Evaluation of DNA Damage Induced by 2 Polybrominated Diphenyl Ether Flame Retardants (BDE-47 and BDE-209) in SK-N-MC Cells

Abstract

Polybrominated diphenyl ethers (PBDEs) are a class of flame retardants whose levels have increased in the environment and in human tissues in the past decades. Exposure to PBDEs has been associated with developmental neurotoxicity, endocrine dysfunction, and reproductive disorders. In spite of their widespread distribution and potential adverse health effects, only few studies have addressed the potential neurotoxicity of PBDEs. In the present study, we evaluated the cyto- and genotoxicity of 2,2',4,4'-tetrabromodiphenyl ether (BDE-47) and decabrominated diphenyl ether (BDE-209) in human neuroblastoma cells (SK-N-MC).

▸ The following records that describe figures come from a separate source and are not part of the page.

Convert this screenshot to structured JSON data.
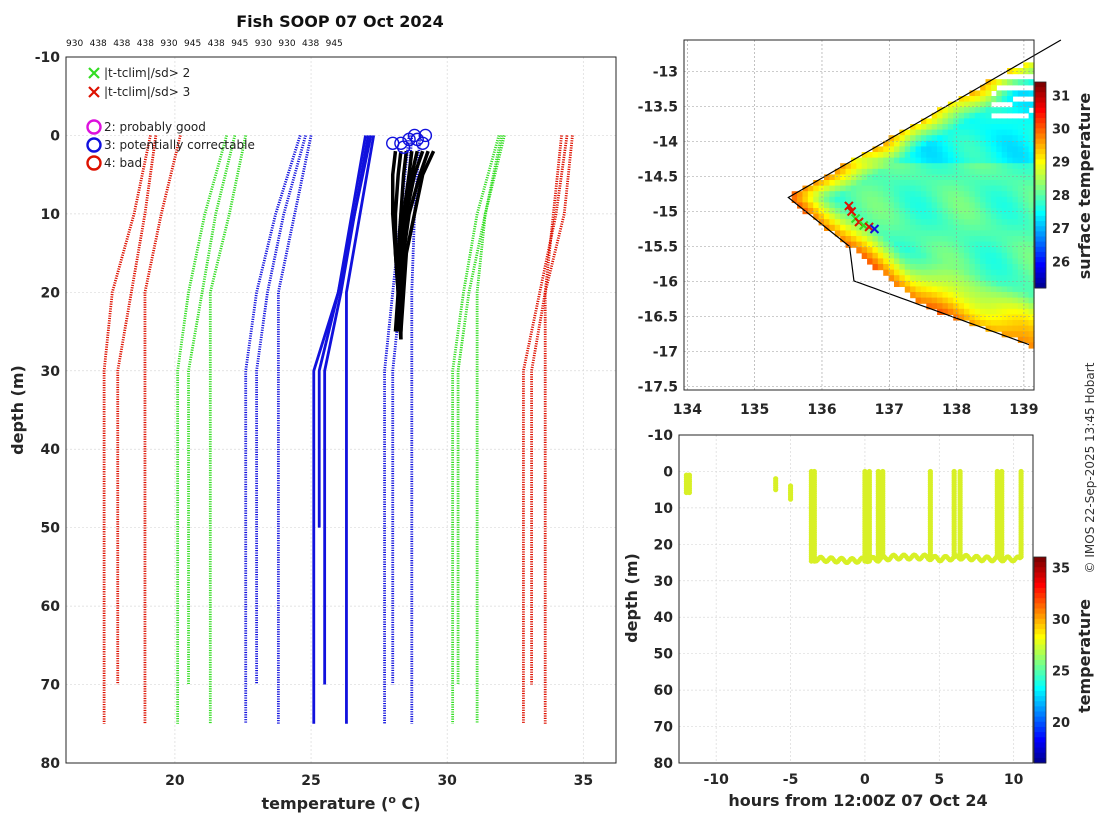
{
  "colors": {
    "green": "#33dd22",
    "red": "#dd1100",
    "blue": "#1111dd",
    "black": "#000000",
    "magenta": "#dd11dd",
    "ocean_warm": "#f2a33a",
    "ocean_cool": "#22cc22",
    "scatter_point": "#d8f026"
  },
  "footer": "© IMOS 22-Sep-2025 13:45 Hobart",
  "chart_data": [
    {
      "id": "profile",
      "type": "line",
      "title": "Fish SOOP 07 Oct 2024",
      "platform_ids": [
        "930",
        "438",
        "438",
        "438",
        "930",
        "945",
        "438",
        "945",
        "930",
        "930",
        "438",
        "945"
      ],
      "xlabel": "temperature (",
      "xlabel_sup": "o",
      "xlabel_end": " C)",
      "ylabel": "depth (m)",
      "xlim": [
        16,
        36.2
      ],
      "ylim": [
        -10,
        80
      ],
      "y_reversed": true,
      "xticks": [
        20,
        25,
        30,
        35
      ],
      "yticks": [
        -10,
        0,
        10,
        20,
        30,
        40,
        50,
        60,
        70,
        80
      ],
      "grid": true,
      "legend": [
        {
          "marker": "x",
          "color": "green",
          "label": "|t-tclim|/sd> 2"
        },
        {
          "marker": "x",
          "color": "red",
          "label": "|t-tclim|/sd> 3"
        },
        {
          "marker": "o",
          "color": "magenta",
          "label": "2: probably good"
        },
        {
          "marker": "o",
          "color": "blue",
          "label": "3: potentially correctable"
        },
        {
          "marker": "o",
          "color": "red",
          "label": "4: bad"
        }
      ],
      "climatology_series": [
        {
          "name": "climatology -3sd",
          "color": "red",
          "style": "dotted",
          "depth": [
            0,
            10,
            20,
            30,
            70
          ],
          "temp": [
            19.3,
            18.9,
            18.4,
            17.9,
            17.9
          ]
        },
        {
          "name": "climatology -3sd",
          "color": "red",
          "style": "dotted",
          "depth": [
            0,
            10,
            20,
            30,
            75
          ],
          "temp": [
            19.1,
            18.5,
            17.7,
            17.4,
            17.4
          ]
        },
        {
          "name": "climatology -3sd",
          "color": "red",
          "style": "dotted",
          "depth": [
            0,
            10,
            20,
            75
          ],
          "temp": [
            20.2,
            19.5,
            18.9,
            18.9
          ]
        },
        {
          "name": "climatology -2sd",
          "color": "green",
          "style": "dotted",
          "depth": [
            0,
            10,
            20,
            30,
            70
          ],
          "temp": [
            22.2,
            21.5,
            21.0,
            20.5,
            20.5
          ]
        },
        {
          "name": "climatology -2sd",
          "color": "green",
          "style": "dotted",
          "depth": [
            0,
            10,
            20,
            30,
            75
          ],
          "temp": [
            21.9,
            21.1,
            20.5,
            20.1,
            20.1
          ]
        },
        {
          "name": "climatology -2sd",
          "color": "green",
          "style": "dotted",
          "depth": [
            0,
            10,
            20,
            75
          ],
          "temp": [
            22.6,
            22.0,
            21.3,
            21.3
          ]
        },
        {
          "name": "climatology mean",
          "color": "blue",
          "style": "dotted",
          "depth": [
            0,
            10,
            20,
            30,
            70
          ],
          "temp": [
            24.8,
            24.0,
            23.4,
            23.0,
            23.0
          ]
        },
        {
          "name": "climatology mean",
          "color": "blue",
          "style": "dotted",
          "depth": [
            0,
            10,
            20,
            30,
            75
          ],
          "temp": [
            24.6,
            23.7,
            23.0,
            22.6,
            22.6
          ]
        },
        {
          "name": "climatology mean",
          "color": "blue",
          "style": "dotted",
          "depth": [
            0,
            10,
            20,
            75
          ],
          "temp": [
            25.0,
            24.4,
            23.8,
            23.8
          ]
        },
        {
          "name": "climatology mean",
          "color": "blue",
          "style": "dotted",
          "depth": [
            0,
            10,
            20,
            30,
            70
          ],
          "temp": [
            28.7,
            28.5,
            28.3,
            28.0,
            28.0
          ]
        },
        {
          "name": "climatology mean",
          "color": "blue",
          "style": "dotted",
          "depth": [
            0,
            10,
            20,
            30,
            75
          ],
          "temp": [
            28.6,
            28.3,
            28.0,
            27.7,
            27.7
          ]
        },
        {
          "name": "climatology mean",
          "color": "blue",
          "style": "dotted",
          "depth": [
            0,
            10,
            20,
            75
          ],
          "temp": [
            29.0,
            28.8,
            28.7,
            28.7
          ]
        },
        {
          "name": "climatology +2sd",
          "color": "green",
          "style": "dotted",
          "depth": [
            0,
            10,
            20,
            30,
            70
          ],
          "temp": [
            32.1,
            31.4,
            30.8,
            30.4,
            30.4
          ]
        },
        {
          "name": "climatology +2sd",
          "color": "green",
          "style": "dotted",
          "depth": [
            0,
            10,
            20,
            30,
            75
          ],
          "temp": [
            31.9,
            31.1,
            30.6,
            30.2,
            30.2
          ]
        },
        {
          "name": "climatology +2sd",
          "color": "green",
          "style": "dotted",
          "depth": [
            0,
            10,
            20,
            75
          ],
          "temp": [
            32.0,
            31.4,
            31.1,
            31.1
          ]
        },
        {
          "name": "climatology +3sd",
          "color": "red",
          "style": "dotted",
          "depth": [
            0,
            10,
            20,
            30,
            70
          ],
          "temp": [
            34.6,
            34.3,
            33.6,
            33.1,
            33.1
          ]
        },
        {
          "name": "climatology +3sd",
          "color": "red",
          "style": "dotted",
          "depth": [
            0,
            10,
            20,
            30,
            75
          ],
          "temp": [
            34.4,
            34.0,
            33.4,
            32.8,
            32.8
          ]
        },
        {
          "name": "climatology +3sd",
          "color": "red",
          "style": "dotted",
          "depth": [
            0,
            10,
            20,
            75
          ],
          "temp": [
            34.2,
            33.9,
            33.6,
            33.6
          ]
        }
      ],
      "reference_series": [
        {
          "name": "reference profile",
          "color": "blue",
          "style": "solid",
          "depth": [
            0,
            20,
            30,
            50
          ],
          "temp": [
            27.0,
            26.0,
            25.3,
            25.3
          ]
        },
        {
          "name": "reference profile",
          "color": "blue",
          "style": "solid",
          "depth": [
            0,
            20,
            30,
            70
          ],
          "temp": [
            27.1,
            26.1,
            25.5,
            25.5
          ]
        },
        {
          "name": "reference profile",
          "color": "blue",
          "style": "solid",
          "depth": [
            0,
            20,
            75
          ],
          "temp": [
            27.3,
            26.3,
            26.3
          ]
        },
        {
          "name": "reference profile",
          "color": "blue",
          "style": "solid",
          "depth": [
            0,
            20,
            30,
            75
          ],
          "temp": [
            27.2,
            26.0,
            25.1,
            25.1
          ]
        }
      ],
      "observed_profiles": [
        {
          "name": "profile 1",
          "color": "black",
          "depth": [
            2,
            5,
            10,
            15,
            20,
            25
          ],
          "temp": [
            28.1,
            28.0,
            28.0,
            28.1,
            28.2,
            28.2
          ]
        },
        {
          "name": "profile 2",
          "color": "black",
          "depth": [
            2,
            5,
            10,
            15,
            20,
            26
          ],
          "temp": [
            28.9,
            28.7,
            28.5,
            28.3,
            28.3,
            28.3
          ]
        },
        {
          "name": "profile 3",
          "color": "black",
          "depth": [
            2,
            5,
            10,
            15,
            20,
            24
          ],
          "temp": [
            29.3,
            29.0,
            28.6,
            28.4,
            28.3,
            28.3
          ]
        },
        {
          "name": "profile 4",
          "color": "black",
          "depth": [
            2,
            5,
            10,
            15,
            20,
            25
          ],
          "temp": [
            28.5,
            28.4,
            28.3,
            28.2,
            28.2,
            28.1
          ]
        },
        {
          "name": "profile 5",
          "color": "black",
          "depth": [
            2,
            5,
            10,
            15,
            20,
            24
          ],
          "temp": [
            29.1,
            28.8,
            28.5,
            28.4,
            28.3,
            28.3
          ]
        },
        {
          "name": "profile 6",
          "color": "black",
          "depth": [
            2,
            5,
            10,
            15,
            20,
            25
          ],
          "temp": [
            28.3,
            28.2,
            28.1,
            28.1,
            28.2,
            28.2
          ]
        },
        {
          "name": "profile 7",
          "color": "black",
          "depth": [
            2,
            5,
            10,
            15,
            20,
            26
          ],
          "temp": [
            28.7,
            28.6,
            28.4,
            28.3,
            28.2,
            28.3
          ]
        },
        {
          "name": "profile 8",
          "color": "black",
          "depth": [
            2,
            5,
            10,
            15,
            20,
            25
          ],
          "temp": [
            29.5,
            29.1,
            28.8,
            28.5,
            28.4,
            28.3
          ]
        }
      ],
      "qc_flags": [
        {
          "flag": 3,
          "depth": 1,
          "temp": 28.0
        },
        {
          "flag": 3,
          "depth": 1,
          "temp": 28.3
        },
        {
          "flag": 3,
          "depth": 0.5,
          "temp": 28.6
        },
        {
          "flag": 3,
          "depth": 0,
          "temp": 28.8
        },
        {
          "flag": 3,
          "depth": 1,
          "temp": 29.1
        },
        {
          "flag": 3,
          "depth": 0.5,
          "temp": 28.9
        },
        {
          "flag": 3,
          "depth": 0,
          "temp": 29.2
        },
        {
          "flag": 3,
          "depth": 1.5,
          "temp": 28.4
        }
      ]
    },
    {
      "id": "map",
      "type": "heatmap",
      "title": "",
      "xlabel": "",
      "ylabel": "",
      "xlim": [
        133.95,
        139.15
      ],
      "ylim": [
        -17.55,
        -12.55
      ],
      "xticks": [
        134,
        135,
        136,
        137,
        138,
        139
      ],
      "yticks": [
        -13,
        -13.5,
        -14,
        -14.5,
        -15,
        -15.5,
        -16,
        -16.5,
        -17,
        -17.5
      ],
      "grid": true,
      "colorbar": {
        "label": "surface temperature",
        "range": [
          25.2,
          31.4
        ],
        "ticks": [
          26,
          27,
          28,
          29,
          30,
          31
        ]
      },
      "field_summary": "sea surface temperature ~27.5-29 C offshore, warmer (29-30.5 C) near coast",
      "track_points": [
        {
          "lon": 136.4,
          "lat": -14.92,
          "marker": "x",
          "color": "red"
        },
        {
          "lon": 136.44,
          "lat": -15.0,
          "marker": "x",
          "color": "red"
        },
        {
          "lon": 136.5,
          "lat": -15.1,
          "marker": "x",
          "color": "green"
        },
        {
          "lon": 136.55,
          "lat": -15.15,
          "marker": "x",
          "color": "red"
        },
        {
          "lon": 136.62,
          "lat": -15.2,
          "marker": "x",
          "color": "green"
        },
        {
          "lon": 136.7,
          "lat": -15.22,
          "marker": "x",
          "color": "red"
        },
        {
          "lon": 136.78,
          "lat": -15.25,
          "marker": "x",
          "color": "blue"
        }
      ]
    },
    {
      "id": "timeseries",
      "type": "scatter",
      "title": "",
      "xlabel": "hours from 12:00Z 07 Oct 24",
      "ylabel": "depth (m)",
      "xlim": [
        -12.5,
        11.3
      ],
      "ylim": [
        -10,
        80
      ],
      "y_reversed": true,
      "xticks": [
        -10,
        -5,
        0,
        5,
        10
      ],
      "yticks": [
        -10,
        0,
        10,
        20,
        30,
        40,
        50,
        60,
        70,
        80
      ],
      "grid": true,
      "colorbar": {
        "label": "temperature",
        "range": [
          16,
          36
        ],
        "ticks": [
          20,
          25,
          30,
          35
        ]
      },
      "point_temperature": 28.3,
      "casts": [
        {
          "hour": -12.0,
          "top": 1,
          "bottom": 6
        },
        {
          "hour": -11.8,
          "top": 1,
          "bottom": 6
        },
        {
          "hour": -6.0,
          "top": 2,
          "bottom": 5
        },
        {
          "hour": -5.0,
          "top": 4,
          "bottom": 8
        },
        {
          "hour": -3.6,
          "top": 0,
          "bottom": 25
        },
        {
          "hour": -3.4,
          "top": 0,
          "bottom": 25
        },
        {
          "hour": 0.0,
          "top": 0,
          "bottom": 25
        },
        {
          "hour": 0.3,
          "top": 0,
          "bottom": 25
        },
        {
          "hour": 0.9,
          "top": 0,
          "bottom": 25
        },
        {
          "hour": 1.2,
          "top": 0,
          "bottom": 24
        },
        {
          "hour": 4.4,
          "top": 0,
          "bottom": 24
        },
        {
          "hour": 6.0,
          "top": 0,
          "bottom": 24
        },
        {
          "hour": 6.4,
          "top": 0,
          "bottom": 23
        },
        {
          "hour": 8.9,
          "top": 0,
          "bottom": 24
        },
        {
          "hour": 9.2,
          "top": 0,
          "bottom": 24
        },
        {
          "hour": 10.5,
          "top": 0,
          "bottom": 24
        }
      ],
      "bottom_track": {
        "hours": [
          -3.5,
          -1,
          1,
          2,
          4,
          5,
          6.5,
          8,
          10.5
        ],
        "depth": [
          24,
          24.5,
          24,
          23.5,
          23.5,
          24,
          23.5,
          24,
          24
        ]
      }
    }
  ]
}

The DNA damage was measured using the alkaline version of the Comet assay, while specific oxidative-generated DNA damage was evaluated by a modified version of the Comet assay with the repair enzyme formamidopyrimidine glycosylase (FPG). The results show that BDE-47 and BDE-209 (5-20 μmol/L) are able to induce DNA damage in human SK-N-MC cells. Pretreatment with the antioxidant melatonin significantly reduced the DNA damage induced by both congeners. The Comet assay carried out in the presence of FPG suggests that both congeners increase purine oxidation. In all cases, BDE-47 was more potent than BDE-209. The results indicate that 2 environmentally relevant PBDEs cause DNA damage which is primarily mediated by the induction of oxidative stress and may contribute to adverse health effects.